Advantages of Forming a Company to Acquire Real Estate
1. The buyer may avoid paying transfer taxes (approximately 5% of the purchase price. This assumes that the seller will "contribute" the property in kind to the company and will receive back shares for his contribution. These shares are then sold to the buyer. This mechanism may result in the buyer paying less for the transaction, including the cost of the company, than if he did a standard straight purchase, meaning that in effect he would be getting a company for free.
2. The buyer's personal liabilities, both in the Dominican Republic and in his country of residence, will not affect the property held by the company.
3. It allows for quick resales since it is much easier and less expensive to resell all the shares of stock of the asset-holding corporation than it is to convey real estate.

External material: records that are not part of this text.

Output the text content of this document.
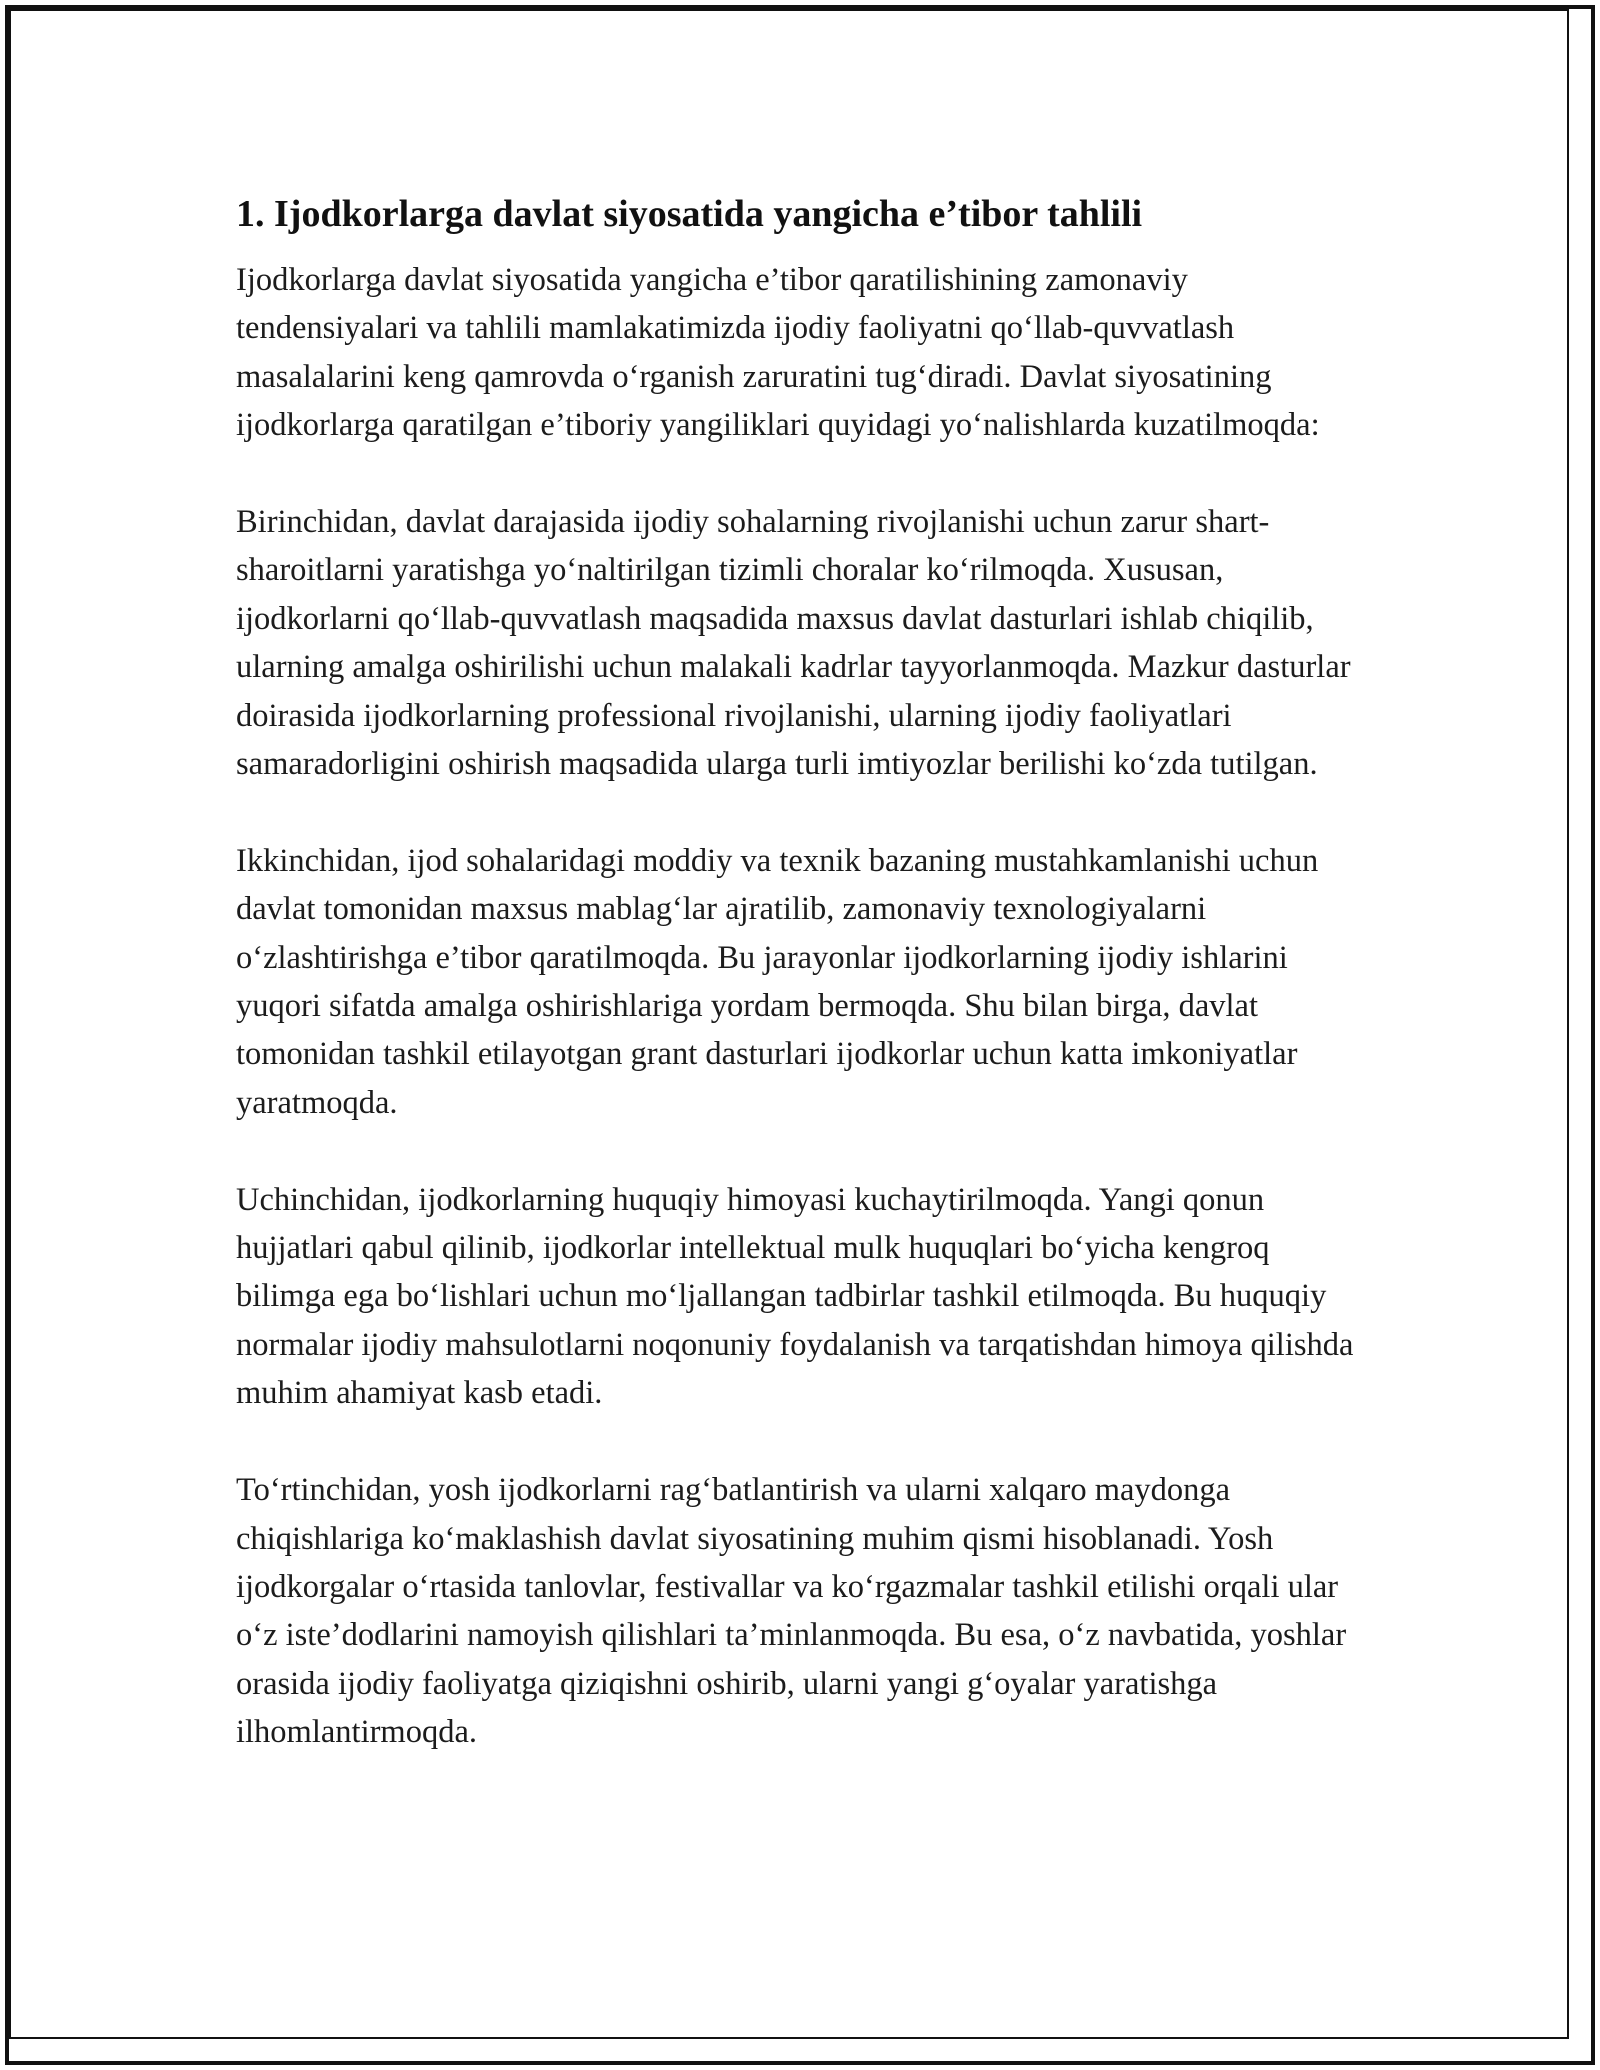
1. Ijodkorlarga davlat siyosatida yangicha e’tibor tahlili

Ijodkorlarga davlat siyosatida yangicha e’tibor qaratilishining zamonaviy tendensiyalari va tahlili mamlakatimizda ijodiy faoliyatni qo‘llab-quvvatlash masalalarini keng qamrovda o‘rganish zaruratini tug‘diradi. Davlat siyosatining ijodkorlarga qaratilgan e’tiboriy yangiliklari quyidagi yo‘nalishlarda kuzatilmoqda:

Birinchidan, davlat darajasida ijodiy sohalarning rivojlanishi uchun zarur shart-sharoitlarni yaratishga yo‘naltirilgan tizimli choralar ko‘rilmoqda. Xususan, ijodkorlarni qo‘llab-quvvatlash maqsadida maxsus davlat dasturlari ishlab chiqilib, ularning amalga oshirilishi uchun malakali kadrlar tayyorlanmoqda. Mazkur dasturlar doirasida ijodkorlarning professional rivojlanishi, ularning ijodiy faoliyatlari samaradorligini oshirish maqsadida ularga turli imtiyozlar berilishi ko‘zda tutilgan.

Ikkinchidan, ijod sohalaridagi moddiy va texnik bazaning mustahkamlanishi uchun davlat tomonidan maxsus mablag‘lar ajratilib, zamonaviy texnologiyalarni o‘zlashtirishga e’tibor qaratilmoqda. Bu jarayonlar ijodkorlarning ijodiy ishlarini yuqori sifatda amalga oshirishlariga yordam bermoqda. Shu bilan birga, davlat tomonidan tashkil etilayotgan grant dasturlari ijodkorlar uchun katta imkoniyatlar yaratmoqda.

Uchinchidan, ijodkorlarning huquqiy himoyasi kuchaytirilmoqda. Yangi qonun hujjatlari qabul qilinib, ijodkorlar intellektual mulk huquqlari bo‘yicha kengroq bilimga ega bo‘lishlari uchun mo‘ljallangan tadbirlar tashkil etilmoqda. Bu huquqiy normalar ijodiy mahsulotlarni noqonuniy foydalanish va tarqatishdan himoya qilishda muhim ahamiyat kasb etadi.

To‘rtinchidan, yosh ijodkorlarni rag‘batlantirish va ularni xalqaro maydonga chiqishlariga ko‘maklashish davlat siyosatining muhim qismi hisoblanadi. Yosh ijodkorgalar o‘rtasida tanlovlar, festivallar va ko‘rgazmalar tashkil etilishi orqali ular o‘z iste’dodlarini namoyish qilishlari ta’minlanmoqda. Bu esa, o‘z navbatida, yoshlar orasida ijodiy faoliyatga qiziqishni oshirib, ularni yangi g‘oyalar yaratishga ilhomlantirmoqda.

4. In case of death of the owner, it simplifies greatly the handling of the estate and the transfer of control to the heirs. Under Dominican law, inheritance of real property is governed by local statute which establishes that part of the estate must go to certain heirs by law (for example, a foreigner with a legitimate child must reserve 50% of the estate to that child irrespective of the existence of a will or of the law of his country of residence). This rule does not apply when ownership of real estate is held by a corporation. Also, if the title is in the name of one or several individuals and one of them dies, the procedure to change the title to the heirs is cumbersome and time-consuming.
Disadvantages
Expense to keep the company current (annual filing of tax returns, preparation of annual meeting, registration at Business Registry, etc.)
Tax rate is a flat 25% instead of the graduated income tax (15%-25%) applicable to individuals.